Le consommateur recherche aujourd’hui de la découverte, des pépites. Le système de l’AOC donne un cadre classique. Et ceux qui expérimentent sortent parfois du cadre. Nous assistons donc à une multitude d’initiatives que le négoce a plus de mal à s’approprier.

Face à la crise, on voit que le terrain réagit, parfois en ordre dispersé, et que pour autant ces initiatives font face à une certaine inertie. Le vignoble est composé d’une somme de 6 000 artisans sur 112 000 hectares. Vous pouvez avoir de la réactivité dispersée, mais l’ensemble est un véritable paquebot. Les virages demandent du temps.

Vous êtes spécialisé dans le vrac, ce segment semble souffrir davantage que les autres. Vous avez une explication ?

Sur les grands crus, il y a un respect des usages. Les négociants sont établis depuis des décennies. Mais sur le marché du vrac, il s’est opéré une révolution en dix ans. Il y avait 10 ou 15 négociants qui faisaient 80 à 85 % du marché. Quand deux ou trois s’engageaient, les autres suivaient la tendance.

Les caves coopératives se sont positionnées sur ce marché. Et à la même période, des vignerons avec d’importantes superficies ont aussi pris des cartes de négoce et se sont invités sur le marché.

Cela a eu pour effet de démultiplier le nombre d’acteurs sur Bordeaux.
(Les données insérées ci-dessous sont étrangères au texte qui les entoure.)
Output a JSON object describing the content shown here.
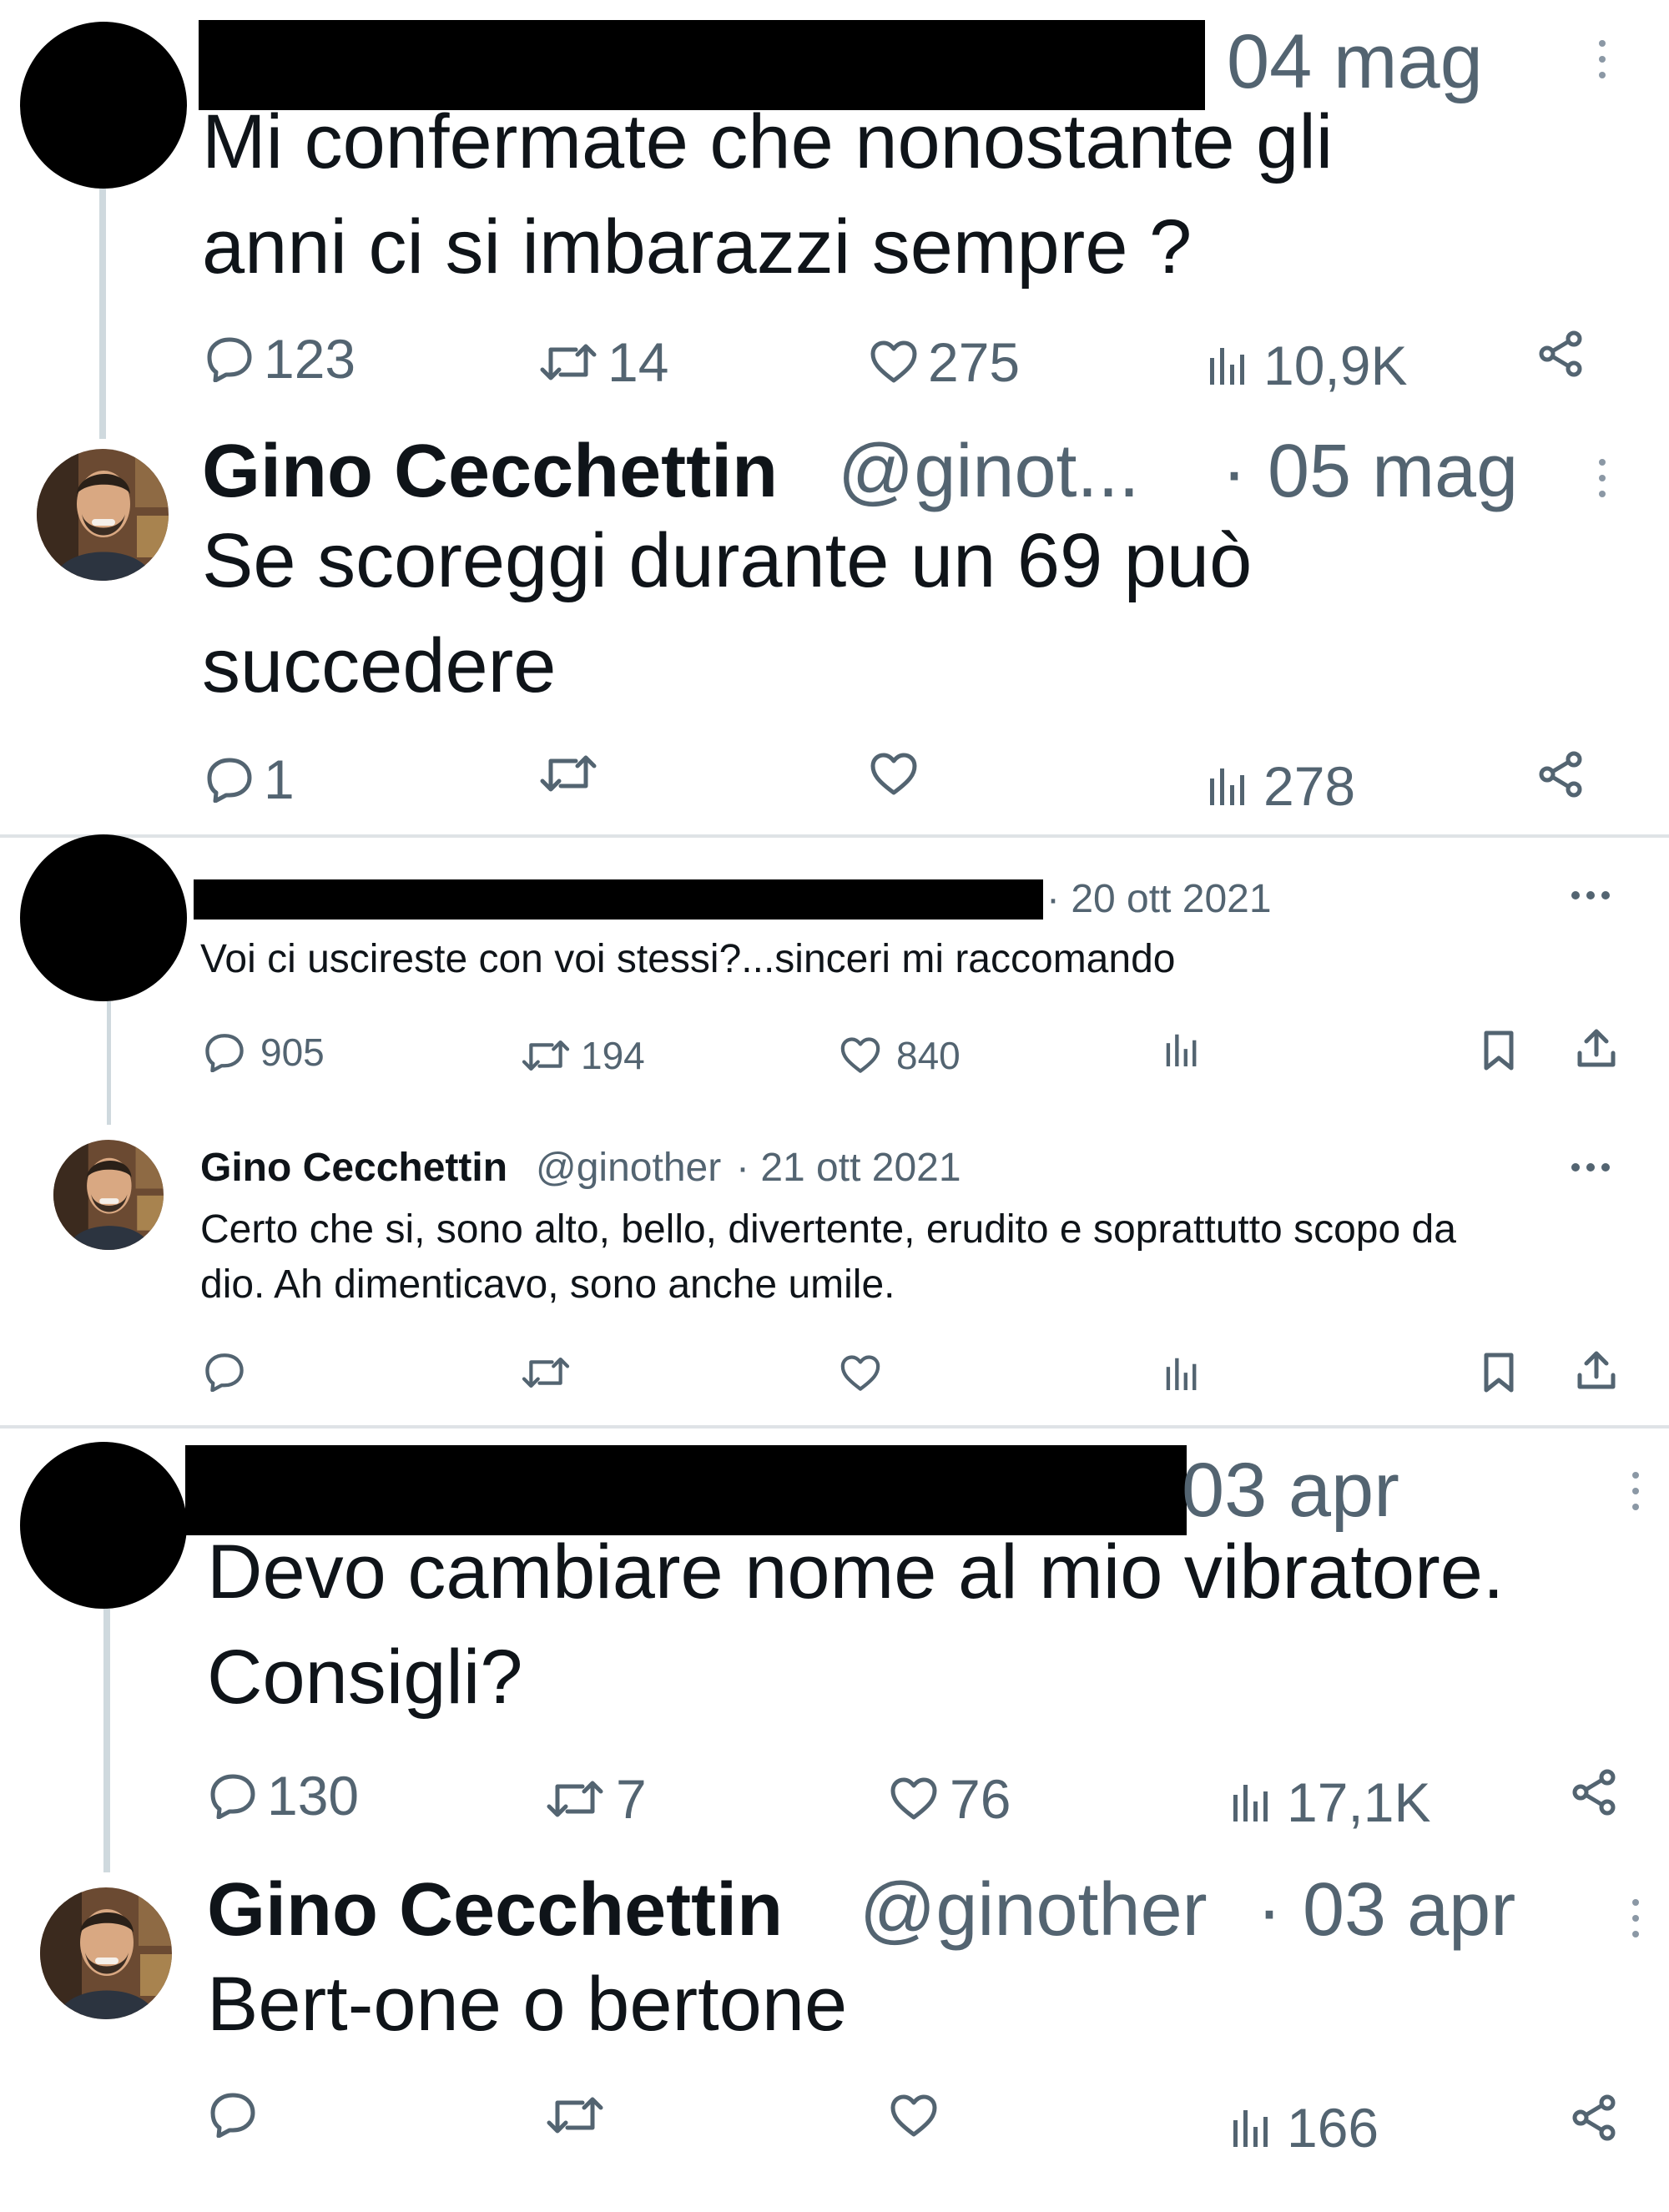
{
  "panel1": {
    "tweet": {
      "date": "04 mag",
      "text_line1": "Mi confermate che nonostante gli",
      "text_line2": "anni ci si imbarazzi sempre ?",
      "replies": "123",
      "retweets": "14",
      "likes": "275",
      "views": "10,9K"
    },
    "reply": {
      "name": "Gino Cecchettin",
      "handle": "@ginot...",
      "date": "· 05 mag",
      "text_line1": "Se scoreggi durante un 69 può",
      "text_line2": "succedere",
      "replies": "1",
      "views": "278"
    }
  },
  "panel2": {
    "tweet": {
      "date": "· 20 ott 2021",
      "text": "Voi ci uscireste con voi stessi?...sinceri mi raccomando",
      "replies": "905",
      "retweets": "194",
      "likes": "840"
    },
    "reply": {
      "name": "Gino Cecchettin",
      "handle": "@ginother",
      "date": "· 21 ott 2021",
      "text_line1": "Certo che si, sono alto, bello, divertente, erudito e soprattutto scopo da",
      "text_line2": "dio. Ah dimenticavo, sono anche umile."
    }
  },
  "panel3": {
    "tweet": {
      "date": "03 apr",
      "text_line1": "Devo cambiare nome al mio vibratore.",
      "text_line2": "Consigli?",
      "replies": "130",
      "retweets": "7",
      "likes": "76",
      "views": "17,1K"
    },
    "reply": {
      "name": "Gino Cecchettin",
      "handle": "@ginother",
      "date": "· 03 apr",
      "text": "Bert-one o bertone",
      "views": "166"
    }
  },
  "icons": [
    "reply-icon",
    "retweet-icon",
    "like-icon",
    "views-icon",
    "share-icon",
    "bookmark-icon",
    "upload-icon",
    "more-icon"
  ],
  "colors": {
    "text": "#0f1419",
    "muted": "#536471",
    "thread_line": "#cfd9de",
    "redaction": "#000000"
  }
}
La stabilité des relations que le négoce avait avec ses acheteurs a été bousculée. Et tout le monde s’est mis à tout faire.

" Des sources d’optimisme Bordeaux en possède "

Il ne faut pas croire que cette attitude est propre à la viticulture, c’est le reflet de la société. À la même période, les banquiers se sont mis à vendre des assurances et les assurances des produits financiers.

Résultat, la visibilité du marché du vrac s’est assombrie plutôt que de s’éclairer. Et les courtiers dans tout cela ? Ils se sont adaptés. Les caves sollicitent aussi leur action sur certains marchés.

Comment voyez-vous évoluer le marché, et quels sont ses atouts ?

Il n’y a pas un modèle gagnant. Certains font 100 % de leurs ventes en distribution propre. D’autres, 100 % via le négoce. Mais il y a une réalité : beaucoup, proche de la retraite, vendent 100 % en vrac. Et ce modèle, j’ai peur qu’il ait peu d’avenir. Sans doute faut-il mixer ses productions : un peu de bouteille, un peu de vrac.

Sur les sources d’optimisme, Bordeaux en possède. Il y a de très bons blancs, qui hélas ne sont pas sur les tables locales. En rouge, Bordeaux produit de superbes vins sans sulfite. On sent un respect du raisin, et quand on le fait goûter aux personnes novices ou qualifiées, on observe les réactions positives. Sur ce créneau, il y a de belles perspectives.

 Comment imaginez-vous l’avenir de votre profession ?

Quand j’ai commencé, voici 25 ans, mon père me racontait que son père et son grand-père disaient que c’était un métier qui allait disparaître…

Si nous nous adaptons à cette évolution du marché, nous avons encore toute notre place. Nous étions en attente depuis 2015 d’un décret du gouvernement pour permettre l’examen de courtier. Lequel a enfin été publié le 15 octobre au Journal officiel. Des courtiers ne pouvaient partir en retraite faute de repreneurs diplômés. Et ceux qui envisagent ce métier sont salariés de cabinet de courtage faute d’examen. Cet arrêté va permettre un renouvellement de génération.